Néan­moins, « cet argent n’a pas porté chance à Nico­las Beau », remar­que Pierre Péan. « La rédac­tion, dev­enue méfi­ante envers le duel Beau-Bour­get, préfère arrêter l’aven­ture en décem­bre 2010. Nico­las Beau l’a écoutée : Bakchich est mis en liq­ui­da­tion judi­ci­aire le 26 jan­vi­er 2011 ». C’est peut-être pour cela que six ans après, il finit par met­tre fin aux incer­ti­tudes en recon­nais­sant, dans son dernier livre, Les Beur­geois de la République (Seuil), l’ac­cord qu’il a passé avec Alexan­dre Djouhri. Medi­a­part cite ses con­fes­sions : « L’entrée au cap­i­tal de Bakchich, pour un total de 400 000 euros, a été scel­lée lors d’une ren­con­tre organ­isée par Bernard Squarci­ni, patron des ser­vices de ren­seigne­ment intérieur sous Sarkozy, à l’hôtel Bris­tol avec l’intermédiaire, racon­te-t-il. “L’accord fut con­clu au troisième verre de Bor­deaux”, pré­cise-t-il, sans regrets appar­ents. Ces fonds facili­tent il est vrai la relance du titre – et le lance­ment d’une nou­velle for­mule en mars 2010 – jusqu’à son dépôt de bilan en jan­vi­er 2011. »
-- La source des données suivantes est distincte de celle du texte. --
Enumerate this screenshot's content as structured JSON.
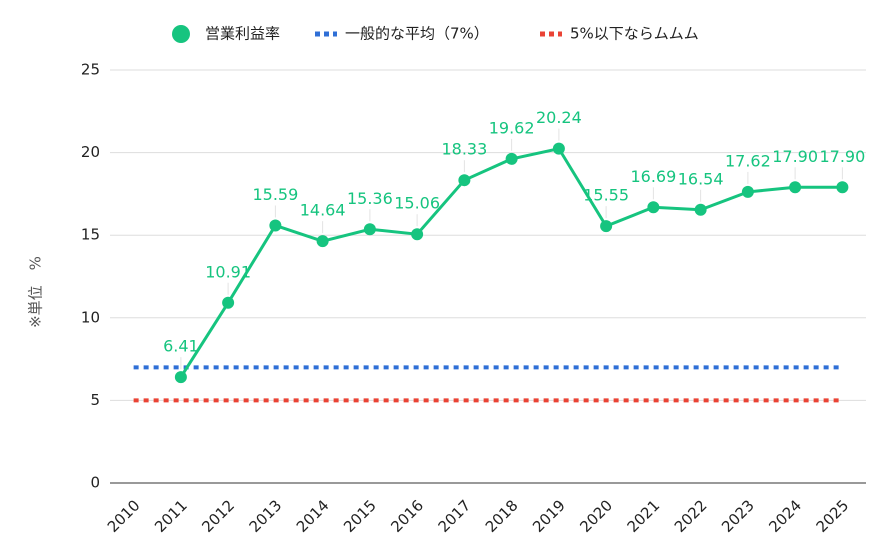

Dans son livre, Nico­las Beau porte la somme des deman­des judi­ci­aires de Djouhri à « 300 000 € », une somme peut-être plus impres­sion­nante pour le quidam, et affirme que c’est Bernard Squarci­ni, et non Jacques-Marie Bour­get, qui a provo­qué le rap­proche­ment. Sans aucun regret, Nico­las Beau affirme « jamais un action­naire de presse ne se mon­tra aus­si dis­cret dans ses rela­tions avec les jour­nal­istes ». Mais la mise à la trappe des élé­ments qui pou­vaient accuser Proglio, et la réori­en­ta­tion du dossier paru le 20 mars con­tre la ges­tion de Lau­ver­geon sem­blent démon­tr­er le con­traire. Dès le début du para­graphe suiv­ant, Nico­las Beau en fait l’aveu un peu orgueilleux : « loin de toute médi­ati­sa­tion, Alexan­dre Djouhri a réus­si le tour de force de séduire les puis­sants, de les tutoy­er et d’en faire des oblig­és ».

Jusqu’alors, Bakchich avait fait paraître plusieurs arti­cles pré­cis et doc­u­men­tés sur Alexan­dre Djouhri. Bien que ces arti­cles aient dis­paru du web, ils ont été repris dans des blogs, et on peut ain­si en suiv­re la trace. En 2006 notam­ment Bakchich met en lumière les liens entre Pasqua et Alexan­dre Djouhri et rap­pelle qu’il a par­ticipé à un règle­ment de comptes, s’y est servi d’une arme et a été blessé, selon un rap­port de police con­sulté et pub­lié par le mag­a­zine. À par­tir du moment où Djouhri a apporté ses fonds, sur­prise, plus aucun arti­cle sur lui. Et le site Bakchich a mérité son nom. Ce qui ne lui a pas évité du reste la fail­lite et la disparition.